I asked yesterday for ideas on making carrot juice into a more palatable ice pop, and commenter Donnelle suggested mixing it with orange juice. So I did:
I used equal parts of each, and of course tried the combination first. It tasted pretty good, so I poured it in.
Y’all, this was SO much better than the plain carrot! The OJ sweetened things up considerably without obscuring the taste of the carrot juice. And the carrot juice softened the intense sweetness of the OJ. They were like the peanut butter and chocolate of juices! Unlike yesterday’s fiasco, this pop was a pleasure to eat. Thanks so much for the tip, Donnelle!
I also received comments and messages suggesting adding ginger to the carrot juice. As soon as I get my hands on some ginger, I’ll give that one a try.
They can’t all be Nutella pops, y’all.
A few days ago, a friend asked me why I don’t make more veggie ice pops. True, I did make a Green Monster ice pop way back in the beginning, but since then I have stuck largely to fruit and other sweets. She wanted to know where the sugar snap pea pops were. Since I had no inclination to liquify sugar snaps, I tried this instead:
Now, truth be told, I don’t like carrot juice. It’s just a little too weird for my taste.

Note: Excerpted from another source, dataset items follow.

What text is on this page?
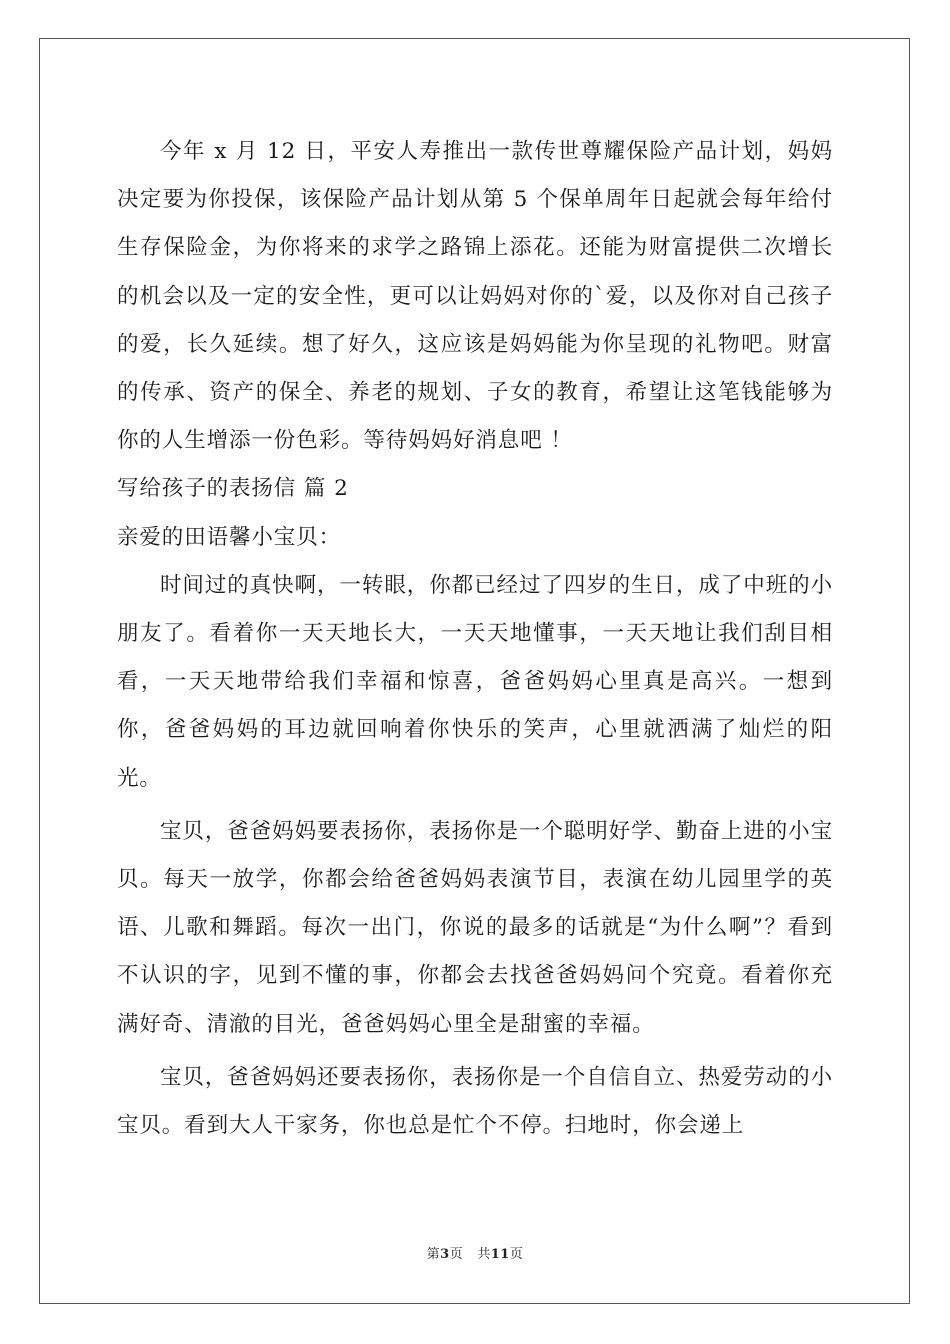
今年 x 月 12 日，平安人寿推出一款传世尊耀保险产品计划，妈妈决定要为你投保，该保险产品计划从第 5 个保单周年日起就会每年给付生存保险金，为你将来的求学之路锦上添花。还能为财富提供二次增长的机会以及一定的安全性，更可以让妈妈对你的`爱，以及你对自己孩子的爱，长久延续。想了好久，这应该是妈妈能为你呈现的礼物吧。财富的传承、资产的保全、养老的规划、子女的教育，希望让这笔钱能够为你的人生增添一份色彩。等待妈妈好消息吧 ！

写给孩子的表扬信 篇 2

亲爱的田语馨小宝贝：

时间过的真快啊，一转眼，你都已经过了四岁的生日，成了中班的小朋友了。看着你一天天地长大，一天天地懂事，一天天地让我们刮目相看，一天天地带给我们幸福和惊喜，爸爸妈妈心里真是高兴。一想到你，爸爸妈妈的耳边就回响着你快乐的笑声，心里就洒满了灿烂的阳光。

宝贝，爸爸妈妈要表扬你，表扬你是一个聪明好学、勤奋上进的小宝贝。每天一放学，你都会给爸爸妈妈表演节目，表演在幼儿园里学的英语、儿歌和舞蹈。每次一出门，你说的最多的话就是“为什么啊”？看到不认识的字，见到不懂的事，你都会去找爸爸妈妈问个究竟。看着你充满好奇、清澈的目光，爸爸妈妈心里全是甜蜜的幸福。

宝贝，爸爸妈妈还要表扬你，表扬你是一个自信自立、热爱劳动的小宝贝。看到大人干家务，你也总是忙个不停。扫地时，你会递上

第3页 共11页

And it probably would have been a good idea to use this with some other juice the first time I tried it, just to ease me into it. But I was feeling lazy, so I just poured and waited:
The husband tried it first and had this to say: “It’s hard. Tastes like a carrot.” After the obligatory “that’s what she said” joke (though actually, I prefer an old-fashioned, Lorelai Gilmore “Dirty!”), I tried it. It wasn’t really that hard (dirty!). It had the same consistency most juice pops have — not soft, but easily bitten. And it tasted like a carrot.
If you like carrot juice, this pop will make you happy. But on its own, carrot juice makes an unappetizing ice pop. I’m willing to try this mixed with other fruits or juices, though. Do any of you know if carrot juice plays well with others? If so, do you have any combinations to suggest?